Tony Underwood
- Born: Tony Underwood 17 February 1969 (age 56) Ipoh, Malaysia
- School: Barnard Castle School
- University: Leicester University St Edmund's College, Cambridge
- Notable relative: Rory Underwood (brother)
- Occupation: Commercial Airline pilot

Rugby union career
- Position: Wing

Senior career
- Years: Team / Apps / (Points)
- 19-1995: Leicester Tigers
- 1995-1999: Newcastle Falcons

International career
- Years: Team / Apps / (Points)
- 1992-1998: England / 27 / (65)
- 1997: British and Irish Lions / 1

= Tony Underwood =

British Lions & England international rugby union player

Tony Underwood (born 17 February 1969 in Ipoh, Malaysia) is a former English rugby union footballer who played as a wing three-quarter back. He is of Malaysian-English parentage.

==Rugby career==
Underwood's rugby talent was first nurtured at Barnard Castle School. Upon leaving he was educated at Leicester University and St Edmund's College, Cambridge, where he studied from 1990 to 1992 and won a blue whilst a member of Cambridge University R.U.F.C.

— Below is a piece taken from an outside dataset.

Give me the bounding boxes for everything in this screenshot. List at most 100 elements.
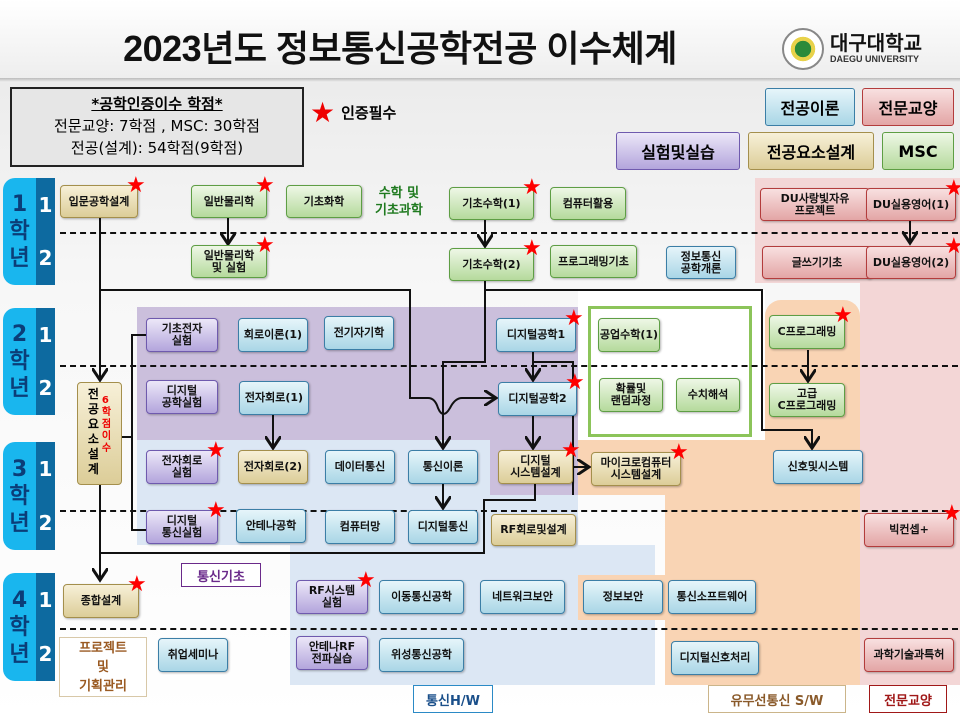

Following his elder brother Rory, he played for Leicester Tigers and England. Tony had another brother called Gary, who played at under-21 level for England. He made his England debut in October 1992 against Canada, and went on to win a total of 27 English caps. Tony and Rory were the first brothers to play for England together since Harold and Arthur Wheatley in England's 1937 6–3 win over Scotland, and partnered in the 1995 Five Nations Grand Slam win.

He played in the Rugby World Cup in 1995, and in the Quarter final match against Australia he scored a try that many regard as one of the finest in running Rugby, with his right-wing counterpart Damien Smith failing to tackle him, and that helped England to reach the Semi-finals. In the Semi-final he had another memorable moment in which his opposite number, Jonah Lomu, ran a ring around him, before powering straight over the tackle of full back Mike Catt to score what would be one of his four tries in that game. In 1995, he left Leicester for Newcastle Falcons. At Newcastle he made 11 appearances as they won the 1997-98 Premiership. His last cap for England came in December 1998 against South Africa where he was replaced early; England went on to win. He would later feature in a Pizza Hut advertising campaign alongside Lomu.

==Post rugby==
He is now retired from international rugby and having trained as a pilot, went on to fly for EasyJet. He then became a long-haul pilot for Virgin Atlantic. He was seen on ITV's Airline training to be a pilot, graduating, and completing his first flight with easyJet from London Luton Airport to Zurich. He used to live in Monkston, Milton Keynes. He lived in Dubai, where he flew the Airbus A380 as a captain for Emirates. He is married, with two children.